Par ailleurs, il est évident qu’une tour présente des avantages et des inconvénients. Parmi les avantages, on peut évoquer la rentabilisation de l'espace (rentabilisation foncière et fonctionnelle), la participation aux centralités urbaines (concentration d'activités, réduction des déplacements), la possibilité d'intégrer des fonctionnalités en centre-ville, la symbolique et l'image qu'elle peut revêtir, ou encore la diversité d'échelles qu'elle met en perspective. Parmi les inconvénients, pointons le coût de construction et les charges de fonctionnement élevés (dus aux technologies nécessairement présentes pour l'usage de la tour), les impacts sur le confort des usagers (effets de vent, ombre portée, confinement), les difficultés de réalisation (cadre réglementaire et spécialisation fonctionnelle des investisseurs).

Tours

La tour prend le pion…

Les prises de décisions sont partagées entre la maîtrise d'ouvrage (investisseurs publics ou privés), l'entité responsable de la réglementation urbaine de la zone d'implantation de la tour (collectivité ou aménageur) et la maîtrise d'œuvre (architectes, urbanistes, ingénieurs). La méthode de traitement s’effectue largement en amont, avant même de savoir à quel endroit la tour doit être implantée. Elle permet de comparer plusieurs sites d'implantation pour en choisir le meilleur. Cependant, elle est également utilisée tout au long du processus et peut même être appliquée sur un projet de tour déjà construit. « Les choix et décisions relatives à la question des tours ne doivent pas être négligés du fait de leur ampleur en termes de programmation et de financement, mais aussi en raison des impacts qu'elles génèrent à l'échelle du quartier, de la ville ou de la métropole. Le processus d'implantation de tours doit se faire sur le long terme de manière stratégique et coordonnée, en concordance avec le développement des transports », explique Claire Saint-Pierre. Et d’ajouter : « Si une ville est encore vierge de toute tour, la place la plus judicieuse pour y établir le premier édifice vertical sera dans un quartier mixte, proche d'un nœud de transport. Ou dans un quartier nécessitant un renouvellement urbain, mais dans ce cas, la tour doit être un élément parmi d'autres au sein d'un projet urbain plus large ».
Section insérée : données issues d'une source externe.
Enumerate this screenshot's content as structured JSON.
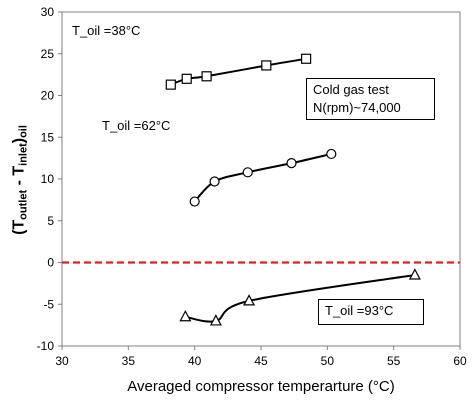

WTC écologiqueSi les méthodes de traitement et d’analyse semblent à présent efficaces, cela n’a pas toujours été le cas ces dernières années, comme le confirme la spécialiste: « Il y a eu des erreurs d'implantation par le passé, comme par exemple des tours de logement implantées au milieu d'un échangeur d'autoroute… De même pour certaines tours où la conception ne laissait pas passer assez de lumière naturelle. Dans ce cas, les meilleures préconisations sont de les rénover ou les démolir. Par exemple, l'ancienne tour AXA à la Défense (Paris) présentait ces inconvénients et des gros travaux de rénovations ont été effectués pour y créer de plus grandes ouvertures et récupérer davantage de lumière naturelle. Les plateaux ont également été élargis et les façades complétement changées. La tour entièrement rénovée est maintenant bien plus fonctionnelle et confortable ».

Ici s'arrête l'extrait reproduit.